Another Monday brings you another meatless recipe to try! Even if you are a meat-eater, going meatless even for a day can have health benefits for yourself and also help reduce your carbon footprint!

Falafel is delicious, and a great way to enjoy a meatless meal.

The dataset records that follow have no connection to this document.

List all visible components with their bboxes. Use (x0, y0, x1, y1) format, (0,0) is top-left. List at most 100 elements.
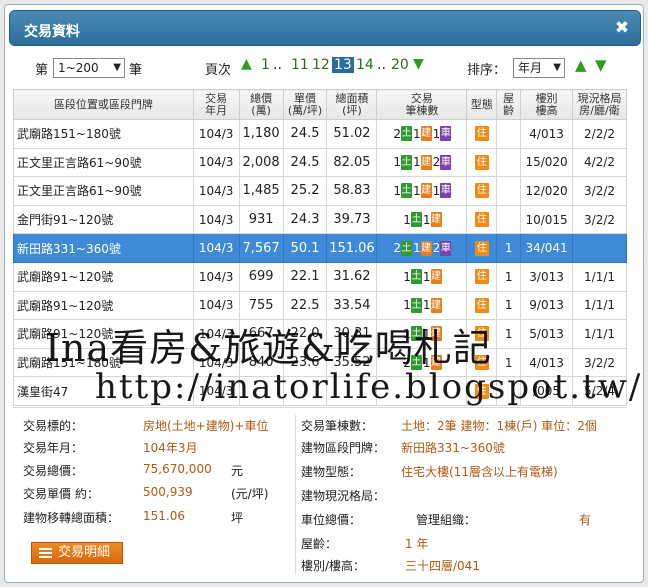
table-row[interactable]: 正文里正言路61~90號 104/3 2,008 24.5 82.05 1土 1建 2車住 15… (13, 147, 627, 178)
unit-price-label: 交易單價 約： (23, 487, 99, 501)
table-row[interactable]: 正文里正言路61~90號 104/3 1,485 25.2 58.83 1土 1建 1車住 12… (13, 176, 627, 206)
sort-label: 排序： (467, 63, 507, 78)
table-row[interactable]: 武廟路91~120號 104/3 755 22.5 33.54 1土 1建住 1 9/013 1/… (13, 290, 627, 321)
sort-desc-icon[interactable]: ▼ (595, 56, 607, 74)
range-prefix: 第 (35, 63, 49, 78)
count-land: 1 (403, 298, 411, 313)
cell-age: 1 (496, 319, 522, 349)
column-header[interactable]: 單價 (萬/坪) (282, 89, 328, 120)
residential-badge: 住 (474, 297, 489, 313)
sort-asc-icon[interactable]: ▲ (575, 56, 587, 74)
total-unit: 元 (231, 464, 244, 478)
cell-floor: 10/015 (520, 204, 574, 235)
cell-total: 755 (238, 290, 284, 321)
land-badge: 土 (410, 269, 422, 285)
count-build: 1 (413, 155, 421, 170)
address-value: 新田路331~360號 (401, 441, 505, 455)
target-value: 房地(土地+建物)+車位 (143, 419, 269, 433)
cell-total: 2,008 (238, 147, 284, 178)
cell-floor: 3/013 (520, 261, 574, 292)
current-page: 13 (332, 57, 354, 73)
floor-value: 三十四層/041 (405, 559, 480, 573)
target-label: 交易標的： (23, 419, 84, 433)
dialog-titlebar: 交易資料 ✖ (9, 10, 641, 46)
column-header[interactable]: 型態 (466, 89, 498, 120)
cell-counts: 2土 1建 2車 (376, 233, 468, 263)
cell-floor: 9/013 (520, 290, 574, 321)
table-row[interactable]: 武廟路151~180號 104/3 1,180 24.5 51.02 2土 1建 1車住 4/0… (13, 119, 627, 149)
column-header[interactable]: 屋 齡 (496, 89, 522, 120)
count-land: 1 (403, 212, 411, 227)
cell-addr: 武廟路91~120號 (13, 261, 194, 292)
menu-icon (39, 548, 52, 558)
range-select-value: 1~200 (58, 61, 99, 75)
total-value: 75,670,000 (143, 462, 212, 476)
residential-badge: 住 (474, 154, 489, 170)
cell-area: 39.73 (326, 204, 378, 235)
table-row[interactable]: 新田路331~360號 104/3 7,567 50.1 151.06 2土 1建 2車住 1 3… (13, 233, 627, 263)
cell-type: 住 (466, 290, 498, 321)
table-header-row: 區段位置或區段門牌 交易 年月 總價 (萬) 單價 (萬/坪) 總面積 (坪) 交易 筆棟… (13, 89, 627, 120)
watermark-title: Ina看房&旅遊&吃喝札記 (45, 326, 492, 370)
cell-age: 1 (496, 290, 522, 321)
cell-ym: 104/3 (192, 261, 240, 292)
cell-floor: 12/020 (520, 176, 574, 206)
column-header[interactable]: 交易 年月 (192, 89, 240, 120)
page-link[interactable]: 12 (312, 57, 330, 73)
table-row[interactable]: 金門街91~120號 104/3 931 24.3 39.73 1土 1建住 10/015 3/… (13, 204, 627, 235)
column-header[interactable]: 總面積 (坪) (326, 89, 378, 120)
prev-page-icon[interactable]: ▲ (241, 56, 252, 72)
cell-layout: 1/1/1 (572, 290, 627, 321)
transaction-detail-button[interactable]: 交易明細 (31, 542, 123, 564)
building-type-label: 建物型態： (301, 465, 362, 479)
residential-badge: 住 (474, 240, 489, 256)
cell-total: 1,180 (238, 119, 284, 149)
cell-age (496, 119, 522, 149)
floor-label: 樓別/樓高： (301, 559, 366, 573)
column-header[interactable]: 現況格局 房/廳/衛 (572, 89, 627, 120)
dropdown-arrow-icon: ▼ (113, 62, 121, 73)
page-link[interactable]: 11 (291, 57, 309, 73)
page-link[interactable]: 14 (356, 57, 374, 73)
cell-layout: 3/2/2 (572, 176, 627, 206)
count-land: 1 (393, 183, 402, 198)
table-row[interactable]: 武廟路91~120號 104/3 699 22.1 31.62 1土 1建住 1 3/013 1/… (13, 261, 627, 292)
cell-addr: 新田路331~360號 (13, 233, 194, 263)
build-badge: 建 (420, 240, 432, 256)
cell-unit: 22.1 (282, 261, 328, 292)
page-label: 頁次 (205, 63, 232, 78)
range-select[interactable]: 1~200 ▼ (53, 58, 125, 78)
cell-area: 31.62 (326, 261, 378, 292)
column-header[interactable]: 樓別 樓高 (520, 89, 574, 120)
cell-type: 住 (466, 233, 498, 263)
build-badge: 建 (420, 126, 432, 142)
page-link[interactable]: 1 (261, 57, 270, 73)
cell-counts: 1土 1建 (376, 261, 468, 292)
transaction-dialog: 交易資料 ✖ 第 1~200 ▼ 筆 頁次 ▲ 1 .. 11 12 13 14… (4, 4, 644, 583)
cell-unit: 24.5 (282, 147, 328, 178)
column-header[interactable]: 總價 (萬) (238, 89, 284, 120)
close-icon[interactable]: ✖ (612, 17, 632, 39)
count-label: 交易筆棟數： (301, 419, 374, 433)
residential-badge: 住 (474, 183, 489, 199)
cell-age (496, 204, 522, 235)
cell-layout: 2/2/2 (572, 119, 627, 149)
column-header[interactable]: 區段位置或區段門牌 (13, 89, 194, 120)
cell-unit: 24.5 (282, 119, 328, 149)
cell-counts: 2土 1建 1車 (376, 119, 468, 149)
cell-total: 699 (238, 261, 284, 292)
area-label: 建物移轉總面積： (23, 511, 120, 525)
column-header[interactable]: 交易 筆棟數 (376, 89, 468, 120)
page-link[interactable]: 20 (391, 57, 409, 73)
age-value: 1 年 (405, 537, 429, 551)
next-page-icon[interactable]: ▼ (413, 56, 424, 72)
count-car: 2 (432, 241, 441, 256)
sort-select[interactable]: 年月 ▼ (513, 58, 565, 78)
count-car: 1 (432, 183, 441, 198)
count-car: 2 (432, 155, 441, 170)
ym-label: 交易年月： (23, 441, 84, 455)
building-type-value: 住宅大樓(11層含以上有電梯) (401, 465, 558, 479)
cell-age: 1 (496, 233, 522, 263)
cell-counts: 1土 1建 (376, 204, 468, 235)
watermark-url: http://inatorlife.blogspot.tw/ (95, 367, 643, 407)
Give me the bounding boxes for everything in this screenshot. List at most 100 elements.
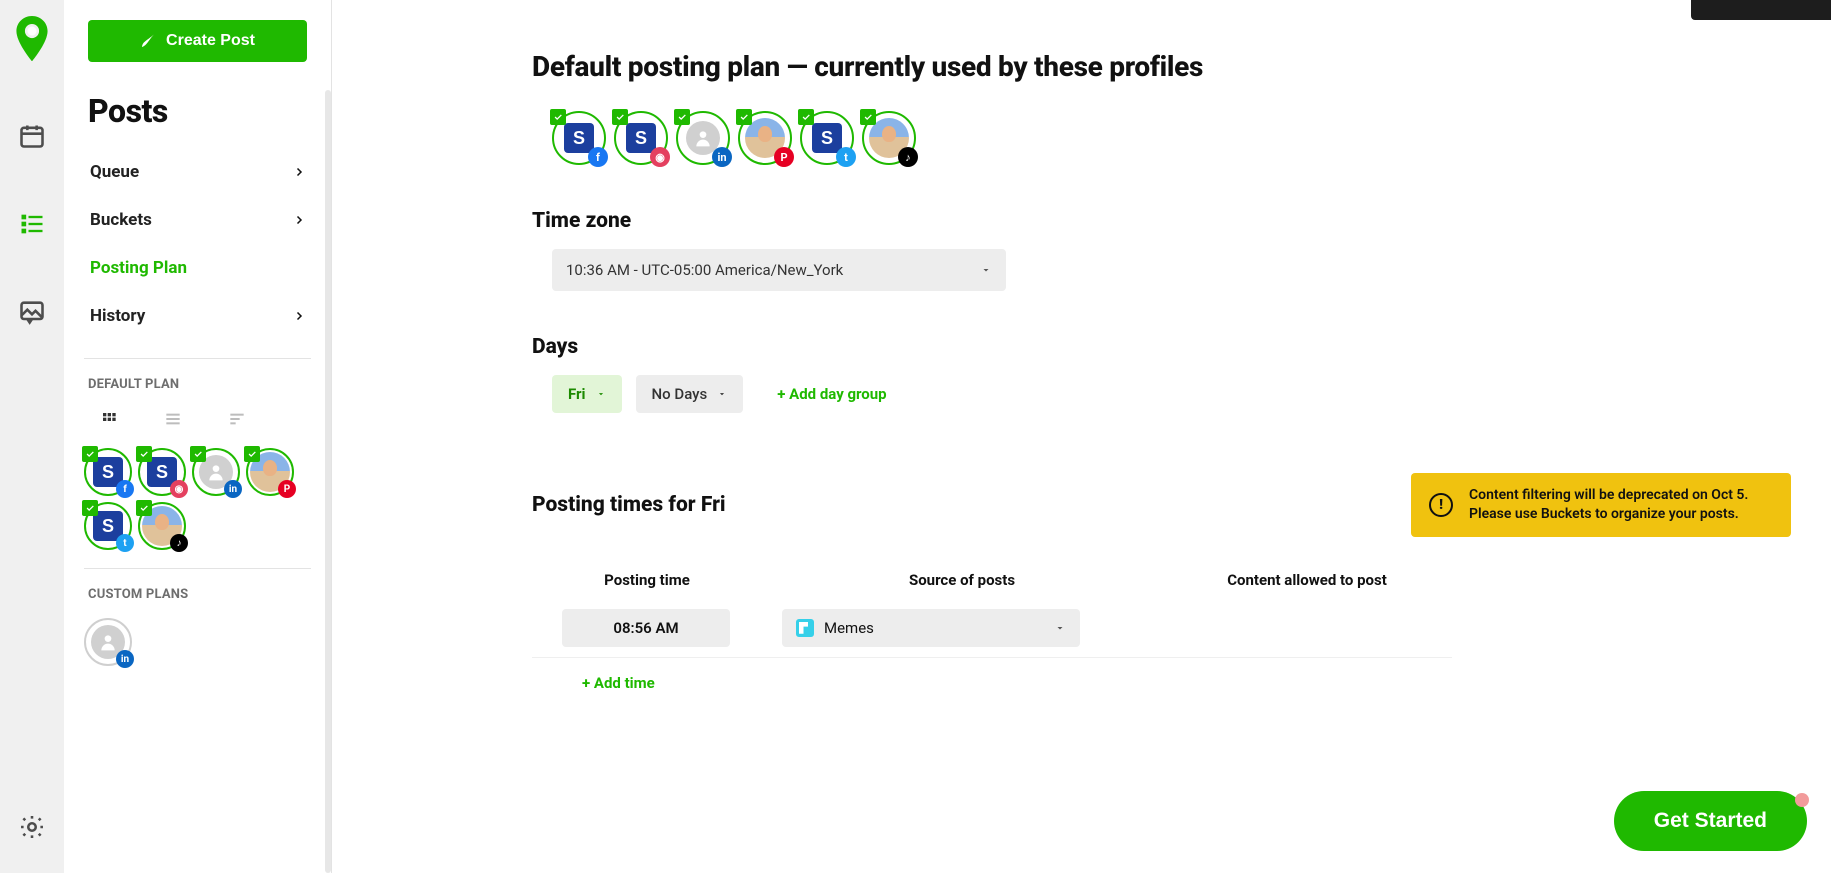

Try this recipe out and let us know how it goes!

All credit for the recipe and photo goes to Chantel Lambeth over at Food Republic.

Best Basic Falafel Recipe

yummy falafel

Ingredients:

  • 1/2 cup plain Greek yogurt
  • 4 tablespoons fresh cilantro, chopped and divided
  • 1 tablespoon tahini
  • 2 tablespoons fresh lime juice, divided
  • 1/2 teaspoon fine grain sea salt, divided
  • 1 (15-ounce) can organic chickpeas, rinsed and drained
  • 6 green onions, finely chopped
  • 1 large clove garlic, finely minced
  • 3 tablespoons sunflower oil, divided
  • 1 1/4 teaspoon ground coriander
  • 1/2 teaspoon lime zest
  • 1/2 teaspoon ground cumin
  • 1/2 teaspoon crushed red pepper flakes
  • 1 large egg, lightly beaten
  • whole wheat pita, warmed
  • fresh tomato slices
  • fresh spinach
Directions:
  1. In a small bowl, combine yogurt, 1 1/2 tablespoons cilantro, tahini, 1 tablespoon lime juice, and 1/4 teaspoon salt; set aside.
  2. In a large bowl, combine chickpeas, green onion, garlic, remaining 2 1/2 tablespoons cilantro, 1 tablespoon sunflower oil, remaining 1 tablespoon lime juice, coriander, lime zest, cumin, ground red pepper flakes, and remaining 1/4 teaspoon salt.
  3. Mash together with a fork or potato masher until chickpeas are completely broken down and mixture is well combined.
  4. Add egg.
  5. Stir mixture until completely combined.
  6. Divide mixture into 6 equal portions; shape each portion into a 1/2-inch thick patty.
  7. In a large skillet, heat remaining 2 tablespoons sunflower oil in a large pan over medium-high heat.
  8. Fry each patty 3 to 4 minutes per side, or until golden brown and firm.
  9. Serve hot or cold with yogurt sauce, warm pita, tomatoes, and spinach if desired.